レントゲンは計4枚撮影した(「体育座りをした状態で上から<下の写真【A】>」「ベッドに寝て片足ずつひざを曲げた状態で内側から<同【B】【C】>」「足を伸ばして立った状態」の4枚)。
【レントゲン写真A】
【レントゲン写真B】
【レントゲン写真C】
「ひざを直接触り、足の曲げ伸ばしをするなどの診察も大切ですが、ひざの内部は見えません。正確に判断するためには、多角的にひざを診る必要があります。Yさんの場合は、左ひざのお皿(膝蓋骨)が不安定ですね。レントゲン写真【A】を見ると、左ひざ(L)の脛骨(けいこつ)(ひざ下の太い方の骨)と膝蓋骨の間が狭くなっており、レントゲン写真【C】では、膝蓋骨がやや低い位置にあり、曲げたときに膝蓋骨と大腿骨の間の関節の圧が上がりやすくなっています。ここが擦れて左ひざが時々痛むのでしょう。変形性膝関節症の初期症状です」
この先、歩けなくなってしまうのだろうか…。
「変形性膝関節症は女性に多いといわれていますが、この状態のうちに確認できたのはよかったですね。これなら消炎鎮痛剤の処方のみで充分でしょう。重症化するとヒアルロン酸ナトリウム注射を繰り返し行い、最近では再生医療の多血小板血漿法(たけっしょうばんけっしょう/保険適応外で約13万~30万円)をすることもあります。関節破壊が進むと人工膝関節置換術をせざるをえなくなります。いまからひざのケアを心がければ、予防もできますよ」
ひざをケアするためには、1日20~30分程度のウオーキングやラジオ体操など、ひざに過度の負担をかけない運動を行い、正座やあぐらなど足に負担となる体勢を続けないことが重要。
さらに、体重をコントロールして、ひざを温め、血流を促すこともケア&予防になるという。
「ひざの痛みは、関節を滑らかに動かす役割の軟骨が擦り減ることで起こります。軟骨の生成に必要な栄養素を、食事やサプリメントで摂ることも有効です」
ひざの痛みに効果的な栄養素として最近注目を集めているのが「コラーゲン・トリペプチド」だ。

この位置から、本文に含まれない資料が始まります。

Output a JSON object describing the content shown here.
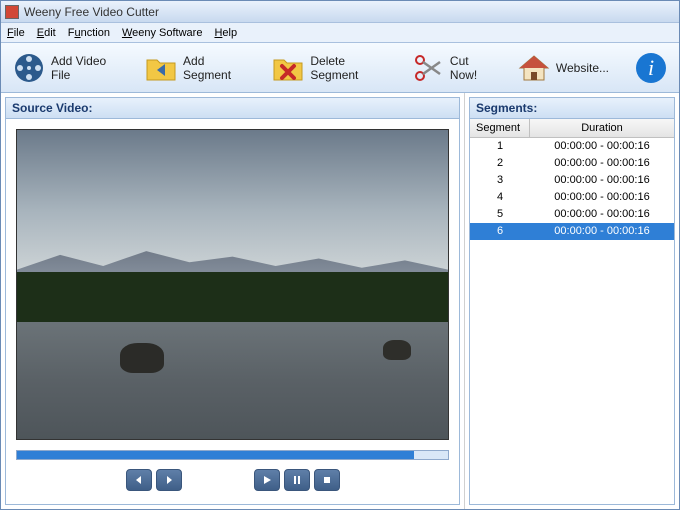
{
  "title": "Weeny Free Video Cutter",
  "menu": {
    "file": "File",
    "edit": "Edit",
    "function": "Function",
    "software": "Weeny Software",
    "help": "Help"
  },
  "toolbar": {
    "addVideo": "Add Video File",
    "addSegment": "Add Segment",
    "delSegment": "Delete Segment",
    "cutNow": "Cut Now!",
    "website": "Website..."
  },
  "panels": {
    "source": "Source Video:",
    "segments": "Segments:"
  },
  "segmentsTable": {
    "headers": {
      "seg": "Segment",
      "dur": "Duration"
    },
    "rows": [
      {
        "id": "1",
        "dur": "00:00:00 - 00:00:16",
        "sel": false
      },
      {
        "id": "2",
        "dur": "00:00:00 - 00:00:16",
        "sel": false
      },
      {
        "id": "3",
        "dur": "00:00:00 - 00:00:16",
        "sel": false
      },
      {
        "id": "4",
        "dur": "00:00:00 - 00:00:16",
        "sel": false
      },
      {
        "id": "5",
        "dur": "00:00:00 - 00:00:16",
        "sel": false
      },
      {
        "id": "6",
        "dur": "00:00:00 - 00:00:16",
        "sel": true
      }
    ]
  }
}
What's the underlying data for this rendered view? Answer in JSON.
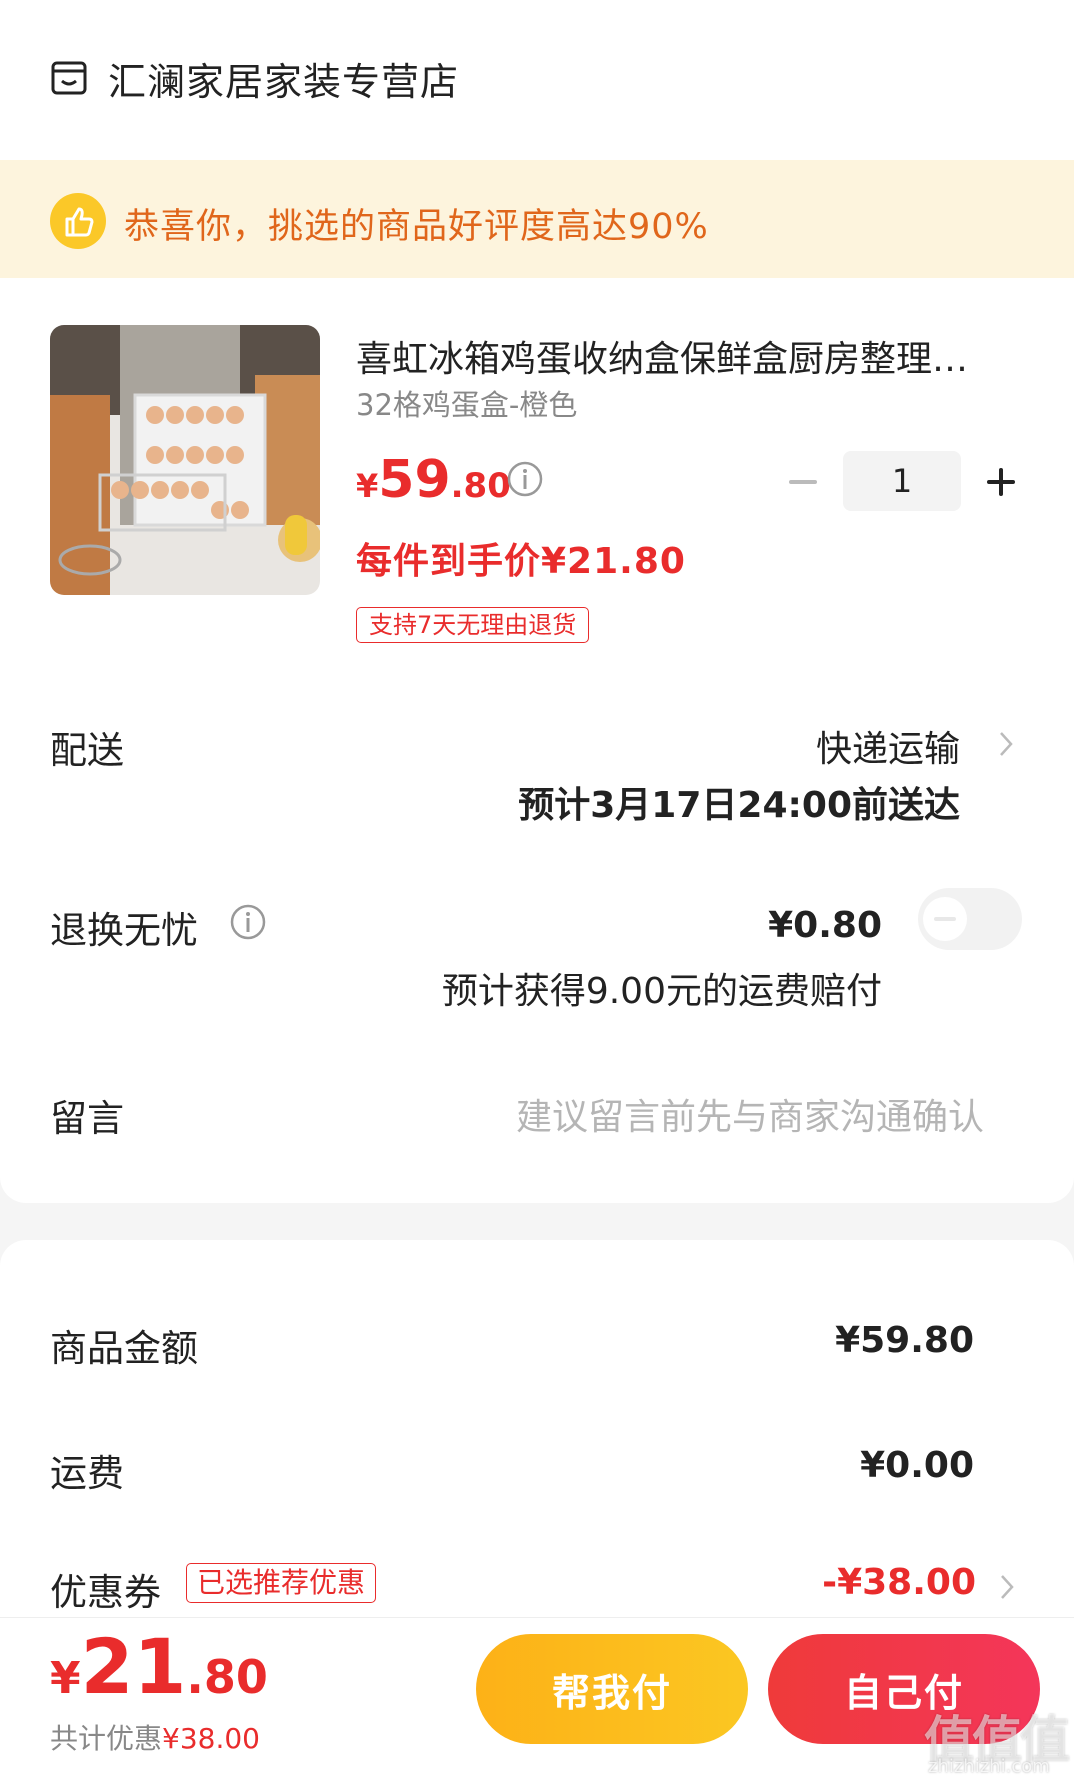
{
  "shop": {
    "name": "汇澜家居家装专营店",
    "icon": "shop-icon"
  },
  "banner": {
    "text": "恭喜你，挑选的商品好评度高达90%",
    "icon": "thumbs-up-icon",
    "color": "#e0661b",
    "background": "#fdf4dd"
  },
  "product": {
    "title": "喜虹冰箱鸡蛋收纳盒保鲜盒厨房整理…",
    "spec": "32格鸡蛋盒-橙色",
    "price": {
      "currency": "¥",
      "integer": "59",
      "decimal": ".80"
    },
    "per_item_price": "每件到手价¥21.80",
    "return_tag": "支持7天无理由退货",
    "quantity": "1"
  },
  "delivery": {
    "label": "配送",
    "method": "快递运输",
    "eta": "预计3月17日24:00前送达"
  },
  "worry_free": {
    "label": "退换无忧",
    "price": "¥0.80",
    "note": "预计获得9.00元的运费赔付",
    "enabled": false
  },
  "message": {
    "label": "留言",
    "placeholder": "建议留言前先与商家沟通确认"
  },
  "summary": {
    "amount_label": "商品金额",
    "amount_value": "¥59.80",
    "shipping_label": "运费",
    "shipping_value": "¥0.00",
    "coupon_label": "优惠券",
    "coupon_tag": "已选推荐优惠",
    "coupon_value": "-¥38.00"
  },
  "footer": {
    "total": {
      "currency": "¥",
      "integer": "21",
      "decimal": ".80"
    },
    "savings_prefix": "共计优惠",
    "savings_value": "¥38.00",
    "help_pay_label": "帮我付",
    "self_pay_label": "自己付"
  },
  "watermark": {
    "text": "值值值",
    "sub": "zhizhizhi.com"
  },
  "colors": {
    "accent_red": "#e92c2c",
    "accent_yellow": "#fbc828"
  }
}
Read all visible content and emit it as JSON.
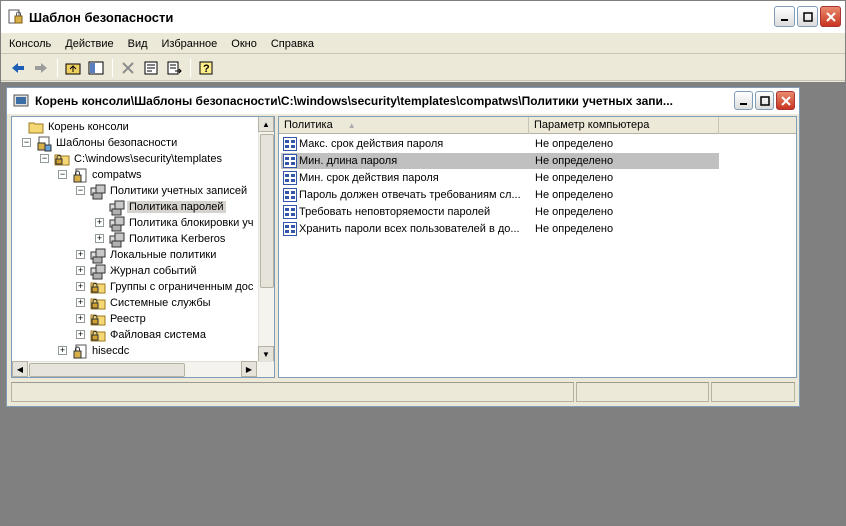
{
  "app": {
    "title": "Шаблон безопасности",
    "menu": [
      "Консоль",
      "Действие",
      "Вид",
      "Избранное",
      "Окно",
      "Справка"
    ]
  },
  "mdi": {
    "title": "Корень консоли\\Шаблоны безопасности\\C:\\windows\\security\\templates\\compatws\\Политики учетных запи..."
  },
  "tree": [
    {
      "label": "Корень консоли",
      "level": 0,
      "icon": "folder-icon",
      "expander": ""
    },
    {
      "label": "Шаблоны безопасности",
      "level": 1,
      "icon": "security-templates-icon",
      "expander": "-"
    },
    {
      "label": "C:\\windows\\security\\templates",
      "level": 2,
      "icon": "folder-lock-icon",
      "expander": "-"
    },
    {
      "label": "compatws",
      "level": 3,
      "icon": "template-icon",
      "expander": "-"
    },
    {
      "label": "Политики учетных записей",
      "level": 4,
      "icon": "policy-icon",
      "expander": "-"
    },
    {
      "label": "Политика паролей",
      "level": 5,
      "icon": "policy-icon",
      "expander": "",
      "selected": true
    },
    {
      "label": "Политика блокировки уч",
      "level": 5,
      "icon": "policy-icon",
      "expander": "+"
    },
    {
      "label": "Политика Kerberos",
      "level": 5,
      "icon": "policy-icon",
      "expander": "+"
    },
    {
      "label": "Локальные политики",
      "level": 4,
      "icon": "policy-icon",
      "expander": "+"
    },
    {
      "label": "Журнал событий",
      "level": 4,
      "icon": "policy-icon",
      "expander": "+"
    },
    {
      "label": "Группы с ограниченным дос",
      "level": 4,
      "icon": "folder-lock-icon",
      "expander": "+"
    },
    {
      "label": "Системные службы",
      "level": 4,
      "icon": "folder-lock-icon",
      "expander": "+"
    },
    {
      "label": "Реестр",
      "level": 4,
      "icon": "folder-lock-icon",
      "expander": "+"
    },
    {
      "label": "Файловая система",
      "level": 4,
      "icon": "folder-lock-icon",
      "expander": "+"
    },
    {
      "label": "hisecdc",
      "level": 3,
      "icon": "template-icon",
      "expander": "+"
    }
  ],
  "list": {
    "columns": [
      "Политика",
      "Параметр компьютера"
    ],
    "rows": [
      {
        "policy": "Макс. срок действия пароля",
        "value": "Не определено"
      },
      {
        "policy": "Мин. длина пароля",
        "value": "Не определено",
        "selected": true
      },
      {
        "policy": "Мин. срок действия пароля",
        "value": "Не определено"
      },
      {
        "policy": "Пароль должен отвечать требованиям сл...",
        "value": "Не определено"
      },
      {
        "policy": "Требовать неповторяемости паролей",
        "value": "Не определено"
      },
      {
        "policy": "Хранить пароли всех пользователей в до...",
        "value": "Не определено"
      }
    ]
  },
  "colors": {
    "workspace": "#808080",
    "face": "#ece9d8",
    "selected_row": "#c0c0c0"
  }
}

これらには軟骨の破壊を軽減させ、摩耗をやわらげる効果がある。
「10週間におよぶ臨床実験で変形性膝関節症を患う被験者のひざの痛みを軽減させたという報告(※2)」もあるというから心強い。
年齢を重ねても自分の足で立って歩けることは大切なこと。サプリメントを取り入れながら、ひざに負担をかけない体重にする!
これが今年の目標だ。
(※2)日常的にひざ関節の摩擦音を自覚している被験者を対象に、家庭用ゼラチンパウーダーで知られる食品会社『ゼライス』と丸山さんが共同実施した実験による。